Alla preghiera incessante e viva, uniamo l’impegno della carità di tutte le nostre Chiese: nessuno si chiuda al grido di dolore che ci ha raggiunto e continua a interpellarci. Esprimiamo apprezzamento alle Istituzioni civili per l’azione di soccorso, tempestiva e organizzata. Da parte nostra, abbiamo sin da subito messo a disposizione tutto quanto ci è possibile offrire: le Caritas diocesane - coordinate a livello regionale e in stretto rapporto con la Caritas nazionale - sono in continuo contatto con le Diocesi colpite e con la Protezione civile. Abbiamo potuto rispondere finora a non poche richieste, organizzando camion di aiuti indirizzati dove maggiore era il bisogno. Siamo vicini ai numerosi sfollati, ospitati in alberghi e strutture della costa adriatica. Chiediamo alle Parrocchie di questi luoghi di accoglienza di farsi presenti con il massimo di disponibilità e opportuni interventi, in collaborazione con i Centri diocesani. Sosteniamo le comunità parrocchiali che a causa della dichiarata inagibilità delle loro Chiese saranno costrette a celebrare la liturgia della Settimana Santa in sistemazioni di fortuna. In tutte le Chiese d’Italia si terrà una colletta Domenica 19 Aprile, soprattutto per venire incontro alle necessità che si profileranno una volta spenti i riflettori della grande informazione. Alcune Diocesi (come ad esempio Teramo) l’hanno già fissata alla domenica di Pasqua. Ogni offerta in denaro può comunque già essere versata sui conti correnti delle Caritas diocesane (dati reperibili nelle Parrocchie o sui siti diocesani), che sono pronte anche ad indicare di che cosa c’è bisogno e dove, in modo da coordinare gli aiuti.

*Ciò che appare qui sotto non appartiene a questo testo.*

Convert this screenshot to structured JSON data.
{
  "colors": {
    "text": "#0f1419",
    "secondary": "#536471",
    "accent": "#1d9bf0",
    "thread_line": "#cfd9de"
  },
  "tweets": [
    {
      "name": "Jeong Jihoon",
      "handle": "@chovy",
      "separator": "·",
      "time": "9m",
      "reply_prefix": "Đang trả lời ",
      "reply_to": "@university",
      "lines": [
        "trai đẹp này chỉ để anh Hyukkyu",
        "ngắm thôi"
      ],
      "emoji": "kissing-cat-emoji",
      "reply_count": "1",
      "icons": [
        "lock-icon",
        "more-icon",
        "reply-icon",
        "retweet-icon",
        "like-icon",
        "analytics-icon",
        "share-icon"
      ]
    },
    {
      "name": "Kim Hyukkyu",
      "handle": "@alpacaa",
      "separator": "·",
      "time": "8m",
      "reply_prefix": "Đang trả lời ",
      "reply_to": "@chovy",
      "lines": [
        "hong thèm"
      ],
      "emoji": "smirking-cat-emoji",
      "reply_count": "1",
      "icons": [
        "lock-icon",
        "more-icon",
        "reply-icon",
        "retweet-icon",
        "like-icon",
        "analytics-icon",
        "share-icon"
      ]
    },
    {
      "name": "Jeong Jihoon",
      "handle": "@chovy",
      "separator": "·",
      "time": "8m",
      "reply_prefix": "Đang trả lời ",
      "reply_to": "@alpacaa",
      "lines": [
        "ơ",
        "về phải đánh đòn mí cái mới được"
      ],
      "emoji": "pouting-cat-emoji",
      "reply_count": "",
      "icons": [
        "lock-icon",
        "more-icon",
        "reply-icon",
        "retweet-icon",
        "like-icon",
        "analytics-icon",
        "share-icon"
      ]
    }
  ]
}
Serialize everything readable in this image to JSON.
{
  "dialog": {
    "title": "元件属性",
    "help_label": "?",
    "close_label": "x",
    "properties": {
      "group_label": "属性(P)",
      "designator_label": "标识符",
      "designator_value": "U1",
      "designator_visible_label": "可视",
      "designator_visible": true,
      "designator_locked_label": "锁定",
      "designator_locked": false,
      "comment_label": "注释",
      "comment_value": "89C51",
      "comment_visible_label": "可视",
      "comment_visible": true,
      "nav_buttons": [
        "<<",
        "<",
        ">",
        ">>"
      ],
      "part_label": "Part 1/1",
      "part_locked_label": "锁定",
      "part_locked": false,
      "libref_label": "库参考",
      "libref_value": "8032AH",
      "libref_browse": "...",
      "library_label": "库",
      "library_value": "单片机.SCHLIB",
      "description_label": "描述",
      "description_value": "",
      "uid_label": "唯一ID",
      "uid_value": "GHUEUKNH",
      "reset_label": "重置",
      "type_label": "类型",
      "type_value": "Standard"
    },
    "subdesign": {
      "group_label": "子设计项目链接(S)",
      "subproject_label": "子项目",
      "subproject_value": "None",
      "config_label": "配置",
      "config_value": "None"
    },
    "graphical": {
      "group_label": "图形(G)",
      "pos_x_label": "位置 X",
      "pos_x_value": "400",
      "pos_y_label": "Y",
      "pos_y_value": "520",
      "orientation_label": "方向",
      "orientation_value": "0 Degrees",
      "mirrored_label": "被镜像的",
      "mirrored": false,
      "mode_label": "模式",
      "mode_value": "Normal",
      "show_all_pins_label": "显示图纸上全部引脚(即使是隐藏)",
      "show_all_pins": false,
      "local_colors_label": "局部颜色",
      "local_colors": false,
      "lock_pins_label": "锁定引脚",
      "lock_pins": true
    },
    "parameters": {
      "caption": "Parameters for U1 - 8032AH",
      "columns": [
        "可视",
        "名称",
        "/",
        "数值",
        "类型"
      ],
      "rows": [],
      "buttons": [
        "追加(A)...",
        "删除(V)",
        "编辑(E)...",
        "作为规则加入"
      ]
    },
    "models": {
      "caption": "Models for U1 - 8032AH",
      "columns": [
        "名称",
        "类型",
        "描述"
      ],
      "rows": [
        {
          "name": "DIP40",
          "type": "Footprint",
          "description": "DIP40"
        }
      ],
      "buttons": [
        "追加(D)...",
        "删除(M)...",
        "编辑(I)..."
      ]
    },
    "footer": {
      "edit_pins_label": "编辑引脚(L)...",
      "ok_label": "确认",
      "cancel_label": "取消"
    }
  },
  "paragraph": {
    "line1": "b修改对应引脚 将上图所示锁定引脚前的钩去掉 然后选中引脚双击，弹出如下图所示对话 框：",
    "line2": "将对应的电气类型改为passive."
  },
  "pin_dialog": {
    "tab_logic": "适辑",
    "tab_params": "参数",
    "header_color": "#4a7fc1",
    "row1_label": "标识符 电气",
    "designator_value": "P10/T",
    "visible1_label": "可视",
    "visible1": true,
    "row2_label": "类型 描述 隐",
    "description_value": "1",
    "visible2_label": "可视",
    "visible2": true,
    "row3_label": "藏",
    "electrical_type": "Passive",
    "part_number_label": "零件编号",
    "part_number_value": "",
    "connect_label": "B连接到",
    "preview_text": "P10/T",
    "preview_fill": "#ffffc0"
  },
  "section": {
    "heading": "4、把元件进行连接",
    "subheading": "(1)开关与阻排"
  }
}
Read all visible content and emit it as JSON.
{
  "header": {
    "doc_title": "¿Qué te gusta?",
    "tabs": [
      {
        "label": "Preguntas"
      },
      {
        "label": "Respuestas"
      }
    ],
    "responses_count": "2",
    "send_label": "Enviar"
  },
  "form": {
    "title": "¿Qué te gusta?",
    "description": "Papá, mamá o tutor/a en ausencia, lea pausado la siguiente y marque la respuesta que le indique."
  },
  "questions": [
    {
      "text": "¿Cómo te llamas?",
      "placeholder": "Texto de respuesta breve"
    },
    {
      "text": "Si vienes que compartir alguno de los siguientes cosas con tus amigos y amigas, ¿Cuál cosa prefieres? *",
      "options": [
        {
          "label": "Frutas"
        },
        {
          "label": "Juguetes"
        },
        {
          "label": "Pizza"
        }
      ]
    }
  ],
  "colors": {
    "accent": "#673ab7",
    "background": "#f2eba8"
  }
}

In segno di speciale solidarietà con la martoriata Chiesa de L’Aquila e col Suo Pastore, Mons. Giuseppe Molinari, i Vescovi della Conferenza Abruzzese Molisana si riuniranno in assemblea straordinaria a L’Aquila nel mattino di lunedì 20 Aprile per fare il punto sulla situazione e programmare ulteriori interventi. Affidiamo al Signore, per intercessione di Maria, di San Gabriele dell’Addolorata e di tutti i nostri Santi, il popolo abruzzese, perché alla solidarietà e alla preghiera si unisca in ognuno la speranza del Risorto, più forte del dolore e della morte, capace di far rinascere la nostra terra, messa in ginocchio da questa terribile prova. A tutti giunga il segno del nostro affetto, della vicinanza dei nostri cuori e della nostra azione. Con rispetto e amore, a tutti inviamo la nostra benedizione di Pastori, mandati dal Signore.


+PetaloNero+
00venerdì 10 aprile 2009 16:10
Il Papa alla Via Crucis: in Cristo comprendiamo il mistero della sofferenza. Intervista col vescovo di Guwahati, autore delle meditazioni


Questo pomeriggio, alle 17.00, il Papa presiederà nella Basilica Vaticana la Celebrazione della Passione del Signore. Alle 21.15 la tradizionale Via Crucis al Colosseo con le meditazioni dell’arcivescovo indiano di Guwahati, mons. Thomas Menamparampil. Il servizio di Sergio Centofanti.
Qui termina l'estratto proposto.